Studies indicate that $250 million (€225.3 million) is needed over the period in order to distribute the funds to farmers in a way that will effectively half soy-related deforestation in the Cerrado.

"There is nothing else that is providing an industry-wide solution to halt soy-related deforestation in the Cerrado. This is the only thing on the table now," Grieg Global Communications Manager Kristina Furnes told IntraFish.

Grieg has committed to contribute with $2 (€1.80) per metric ton of Brazilian soy the company uses in its fish feed, in accordance with the guidelines of the initiative. The company's annual soybean imprint is approximately 30,000 metric tons, which brings the pledge to roughly $300,000 (€270,392) for the five year period.

"Finding new feed ingredients, both marine and soy, is something industry needs. [Grieg] is in the process of figuring out our strategy for this."

The company also signed the moratorium on soy coming from the Amazon.
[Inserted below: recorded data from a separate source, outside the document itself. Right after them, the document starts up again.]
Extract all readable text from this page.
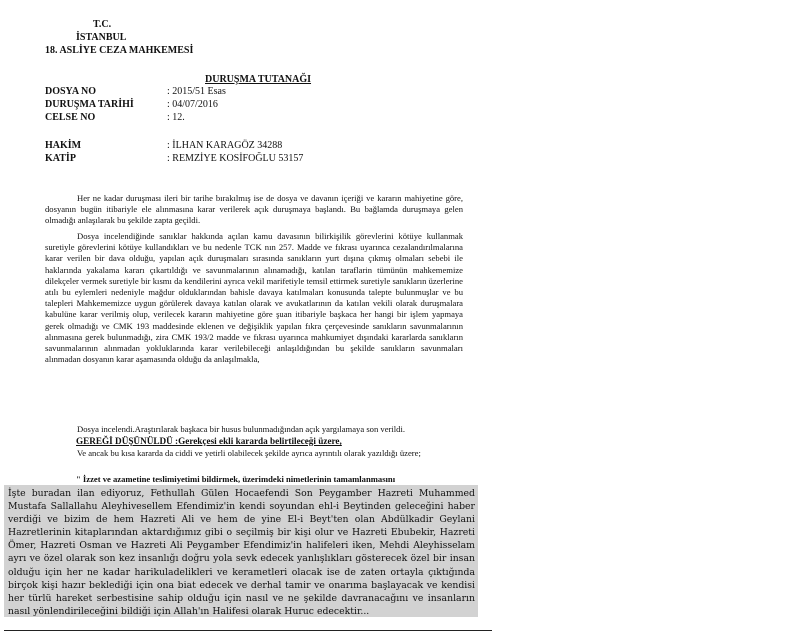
T.C.
İSTANBUL
18. ASLİYE CEZA MAHKEMESİ
DURUŞMA TUTANAĞI
DOSYA NO	: 2015/51 Esas
DURUŞMA TARİHİ	: 04/07/2016
CELSE NO	: 12.
HAKİM	: İLHAN KARAGÖZ 34288
KATİP	: REMZİYE KOSİFOĞLU 53157

Her ne kadar duruşması ileri bir tarihe bırakılmış ise de dosya ve davanın içeriği ve kararın mahiyetine göre, dosyanın bugün itibariyle ele alınmasına karar verilerek açık duruşmaya başlandı. Bu bağlamda duruşmaya gelen olmadığı anlaşılarak bu şekilde zapta geçildi.

Dosya incelendiğinde sanıklar hakkında açılan kamu davasının bilirkişilik görevlerini kötüye kullanmak suretiyle görevlerini kötüye kullandıkları ve bu nedenle TCK nın 257. Madde ve fıkrası uyarınca cezalandırılmalarına karar verilen bir dava olduğu, yapılan açık duruşmaları sırasında sanıkların yurt dışına çıkmış olmaları sebebi ile haklarında yakalama kararı çıkartıldığı ve savunmalarının alınamadığı, katılan taraflarin tümünün mahkememize dilekçeler vermek suretiyle bir kısmı da kendilerini ayrıca vekil marifetiyle temsil ettirmek suretiyle sanıkların üzerlerine atılı bu eylemleri nedeniyle mağdur olduklarından bahisle davaya katılmaları konusunda talepte bulunmuşlar ve bu talepleri Mahkememizce uygun görülerek davaya katılan olarak ve avukatlarının da katılan vekili olarak duruşmalara kabulüne karar verilmiş olup, verilecek kararın mahiyetine göre şuan itibariyle başkaca her hangi bir işlem yapmaya gerek olmadığı ve CMK 193 maddesinde eklenen ve değişiklik yapılan fıkra çerçevesinde sanıkların savunmalarının alınmasına gerek bulunmadığı, zira CMK 193/2 madde ve fıkrası uyarınca mahkumiyet dışındaki kararlarda sanıkların savunmalarının alınmadan yokluklarında karar verilebileceği anlaşıldığından bu şekilde sanıkların savunmaları alınmadan dosyanın karar aşamasında olduğu da anlaşılmakla,

Dosya incelendi.Araştırılarak başkaca bir husus bulunmadığından açık yargılamaya son verildi.

GEREĞİ DÜŞÜNÜLDÜ :Gerekçesi ekli kararda belirtileceği üzere,

Ve ancak bu kısa kararda da ciddi ve yetirli olabilecek şekilde ayrıca ayrıntılı olarak yazıldığı üzere;

" İzzet ve azametine teslimiyetimi bildirmek, üzerimdeki nimetlerinin tamamlanmasını
İşte buradan ilan ediyoruz, Fethullah Gülen Hocaefendi Son Peygamber Hazreti Muhammed Mustafa Sallallahu Aleyhivesellem Efendimiz'in kendi soyundan ehl-i Beytinden geleceğini haber verdiği ve bizim de hem Hazreti Ali ve hem de yine El-i Beyt'ten olan Abdülkadir Geylani Hazretlerinin kitaplarından aktardığımız gibi o seçilmiş bir kişi olur ve Hazreti Ebubekir, Hazreti Ömer, Hazreti Osman ve Hazreti Ali Peygamber Efendimiz'in halifeleri iken, Mehdi Aleyhisselam ayrı ve özel olarak son kez insanlığı doğru yola sevk edecek yanlışlıkları gösterecek özel bir insan olduğu için her ne kadar harikuladelikleri ve kerametleri olacak ise de zaten ortayla çıktığında birçok kişi hazır beklediği için ona biat edecek ve derhal tamir ve onarıma başlayacak ve kendisi her türlü hareket serbestisine sahip olduğu için nasıl ve ne şekilde davranacağını ve insanların nasıl yönlendirileceğini bildiği için Allah'ın Halifesi olarak Huruc edecektir...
"The Amazon and Cerrado are two different areas, so they require two different solutions," Furnes said. "The question is... how can you solve deforestation in all different areas? For the Amazon, we strongly support the soy moratorium and that will continue. The Cerrado is different. It has much higher soy production, and we think financial incentives for farmers to instead expand on existing agricultural land can be the solution."

Furnes highlights that this is a solution that local farmers have been calling.
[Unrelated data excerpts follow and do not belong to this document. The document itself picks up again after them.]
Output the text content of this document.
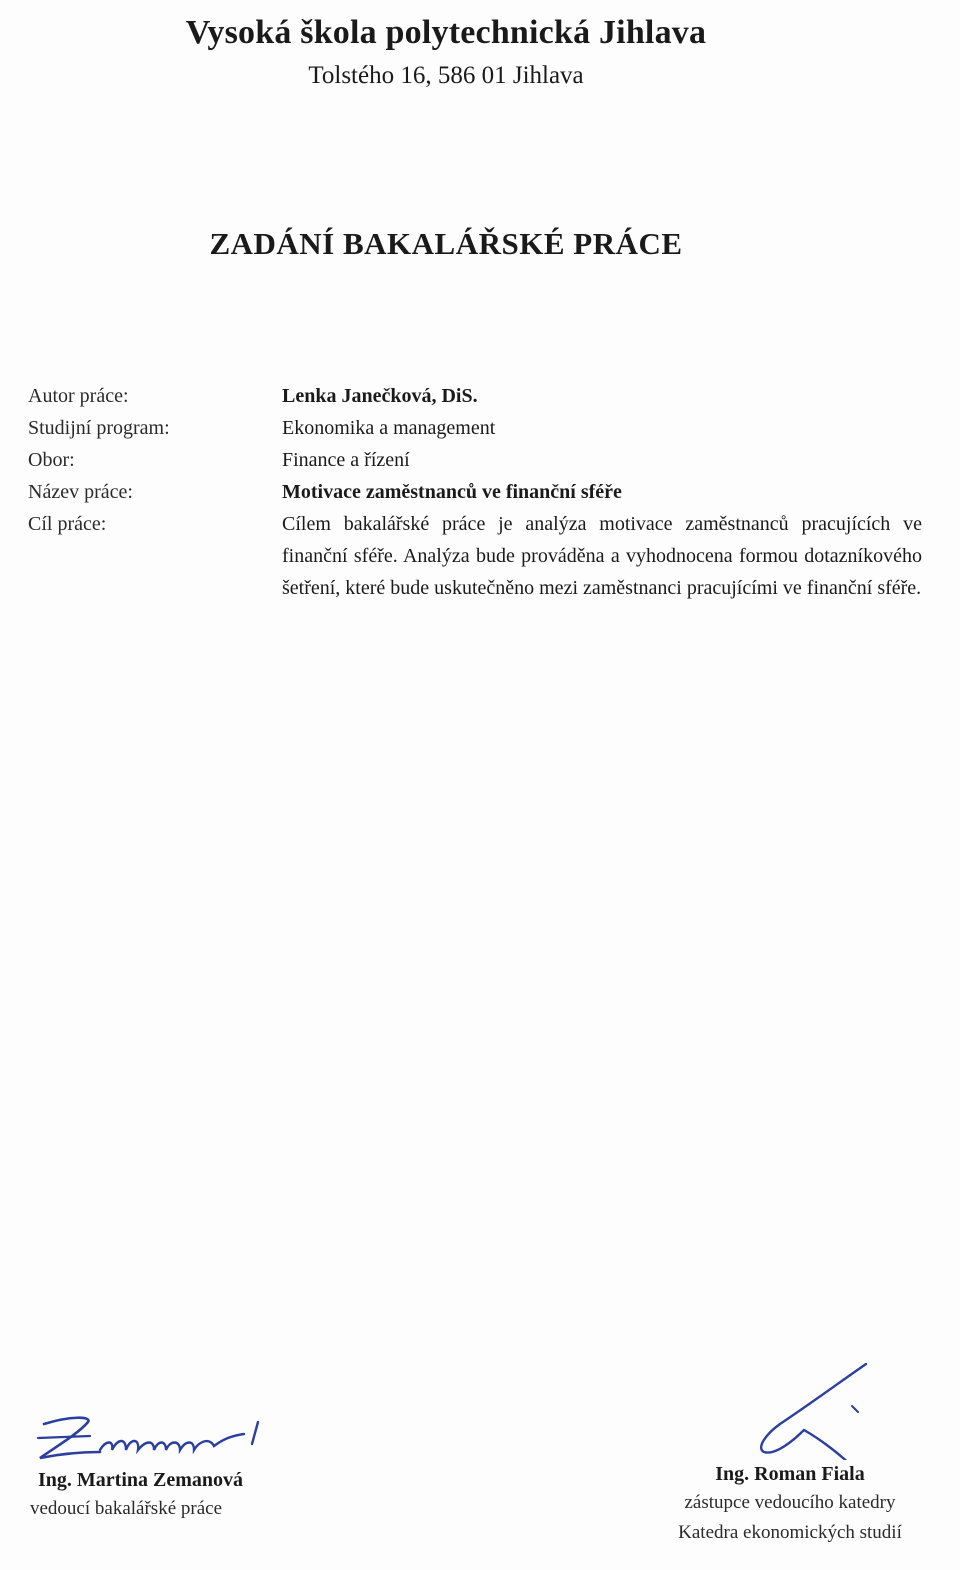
Vysoká škola polytechnická Jihlava
Tolstého 16, 586 01 Jihlava
ZADÁNÍ BAKALÁŘSKÉ PRÁCE
Autor práce:	Lenka Janečková, DiS.
Studijní program:	Ekonomika a management
Obor:	Finance a řízení
Název práce:	Motivace zaměstnanců ve finanční sféře
Cíl práce:	Cílem bakalářské práce je analýza motivace zaměstnanců pracujících ve finanční sféře. Analýza bude prováděna a vyhodnocena formou dotazníkového šetření, které bude uskutečněno mezi zaměstnanci pracujícími ve finanční sféře.
Ing. Martina Zemanová
vedoucí bakalářské práce
Ing. Roman Fiala
zástupce vedoucího katedry
Katedra ekonomických studií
Big business taking ownership

"I think this is the new trend. If the government cannot take care of things, business will," Villalon said, citing that despite Brazil's "powerful and progressive" forest code, enforcement remains an issue.

"We need to address this as a business. We're, in a way, fueling that, by not asking them to behave properly."
The current initiative began as a discussion founded on a statement of support made back in October 2017, with Nutreco being the only feed company on the list. At present, there are 140 signatories to the statement.

According to Villalon, climate-neutrality is going to play an even bigger role in Nutreco's overarching sustainability strategy, with the company aiming to set it's science-based targets for reducing carbon emissions by the first half of the next year.

"[Science-based targets] require that companies engage with suppliers and demand they reduce their emissions too, and [they] need to monitor that. Or whether you like it or not, [companies] will be dragged into it by [their] hairs into science-based targets."